The result is a wildly complex brew, with unparalleled depths of flavors.

“Many in our Barrel Aged Series had such unique flavors,” Brian says, “that if you sipped on a glass over an hour or so, rolling the beer around your tongue you’d notice all kinds of subtleties and nuances that weren’t there at the beginning. Phantom Crew has all of that and then some. The base beer going into the barrels was far more complex — probably our most complex base brew — which really comes through in the finished product.”

Jimmy wholeheartedly agrees.

“We used these unique Belgian malts that are nutty and perfume-like with hints of dark fruits and toffee, so Phantom Crew is malty, but it’s also fruity,” he says. “It’s an acidic sour, sure, but it’s got a wide variety of fruits, raisins, plums, cherries, apricots, and a touch of candied apples, then there’s also a touch of these rustic notes like tobacco and leather, all along with a hint of wood.  

“It’s crazy!”

Expect pure delight with Phantom Crew. Our sour programs soar with this new brew, taking it to a whole new level.

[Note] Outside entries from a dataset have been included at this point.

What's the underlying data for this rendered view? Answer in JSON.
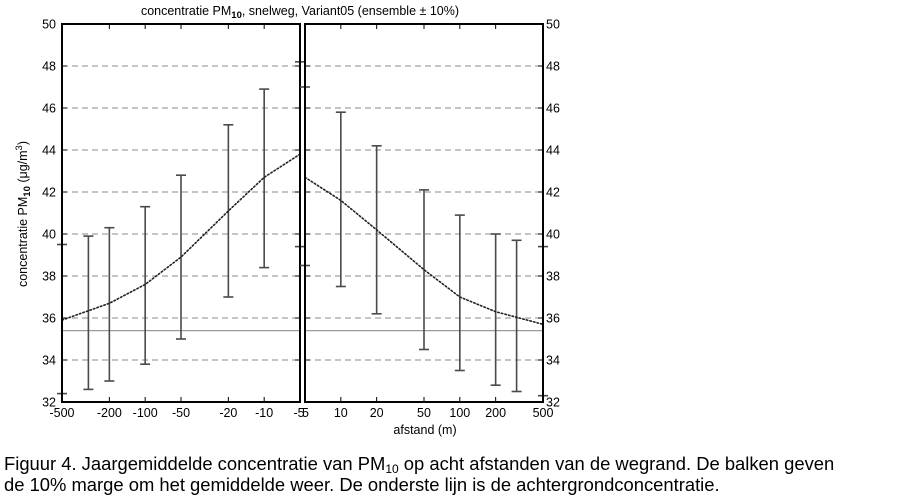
{
  "chart_data": {
    "type": "line",
    "title": {
      "pre": "concentratie PM",
      "sub": "10",
      "post": ", snelweg, Variant05 (ensemble ± 10%)"
    },
    "ylabel": {
      "pre": "concentratie PM",
      "sub": "10",
      "post": " (μg/m",
      "sup": "3",
      "end": ")"
    },
    "xlabel": "afstand (m)",
    "ylim": [
      32,
      50
    ],
    "yticks": [
      "32",
      "34",
      "36",
      "38",
      "40",
      "42",
      "44",
      "46",
      "48",
      "50"
    ],
    "grid": "horizontal dashed",
    "panels": [
      {
        "side": "left",
        "x_tick_labels": [
          "-500",
          "-200",
          "-100",
          "-50",
          "-20",
          "-10",
          "-5"
        ],
        "mean_line": {
          "x": [
            -500,
            -200,
            -100,
            -50,
            -20,
            -10,
            -5
          ],
          "y": [
            35.9,
            36.7,
            37.6,
            38.9,
            41.1,
            42.7,
            43.8
          ]
        },
        "bars": [
          {
            "x": -500,
            "low": 32.4,
            "high": 39.5
          },
          {
            "x": -300,
            "low": 32.6,
            "high": 39.9
          },
          {
            "x": -200,
            "low": 33.0,
            "high": 40.3
          },
          {
            "x": -100,
            "low": 33.8,
            "high": 41.3
          },
          {
            "x": -50,
            "low": 35.0,
            "high": 42.8
          },
          {
            "x": -20,
            "low": 37.0,
            "high": 45.2
          },
          {
            "x": -10,
            "low": 38.4,
            "high": 46.9
          },
          {
            "x": -5,
            "low": 39.4,
            "high": 48.2
          }
        ]
      },
      {
        "side": "right",
        "x_tick_labels": [
          "5",
          "10",
          "20",
          "50",
          "100",
          "200",
          "500"
        ],
        "mean_line": {
          "x": [
            5,
            10,
            20,
            50,
            100,
            200,
            500
          ],
          "y": [
            42.7,
            41.6,
            40.2,
            38.3,
            37.0,
            36.3,
            35.7
          ]
        },
        "bars": [
          {
            "x": 5,
            "low": 38.5,
            "high": 47.0
          },
          {
            "x": 10,
            "low": 37.5,
            "high": 45.8
          },
          {
            "x": 20,
            "low": 36.2,
            "high": 44.2
          },
          {
            "x": 50,
            "low": 34.5,
            "high": 42.1
          },
          {
            "x": 100,
            "low": 33.5,
            "high": 40.9
          },
          {
            "x": 200,
            "low": 32.8,
            "high": 40.0
          },
          {
            "x": 300,
            "low": 32.5,
            "high": 39.7
          },
          {
            "x": 500,
            "low": 32.3,
            "high": 39.4
          }
        ]
      }
    ],
    "background_level": 35.4
  },
  "caption": {
    "line1_pre": "Figuur 4. Jaargemiddelde concentratie van PM",
    "line1_sub": "10",
    "line1_post": " op acht afstanden van de wegrand. De balken geven",
    "line2": "de 10% marge om het gemiddelde weer. De onderste lijn is de achtergrondconcentratie."
  },
  "colors": {
    "frame": "#000000",
    "grid": "#8a8a8a",
    "bars": "#4a4a4a",
    "mean_line": "#222222",
    "background_line": "#9a9a9a"
  }
}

“It will make your taste buds dance,” Jimmy says. “I’d love to be a fly on the wall while some fellow beer-geeks all sip away at it, listening to them shout out the various flavors as they pick them up. It’s really going to be something else.”

And it’s the perfect brew to honor those two brave servicemen who wander Battery 223, forever seeking, a little wistfully, the dramatic turbulence of the battles they never fought in Cape May.

We hope they get the chance to share a bottle of our aged Flanders Red.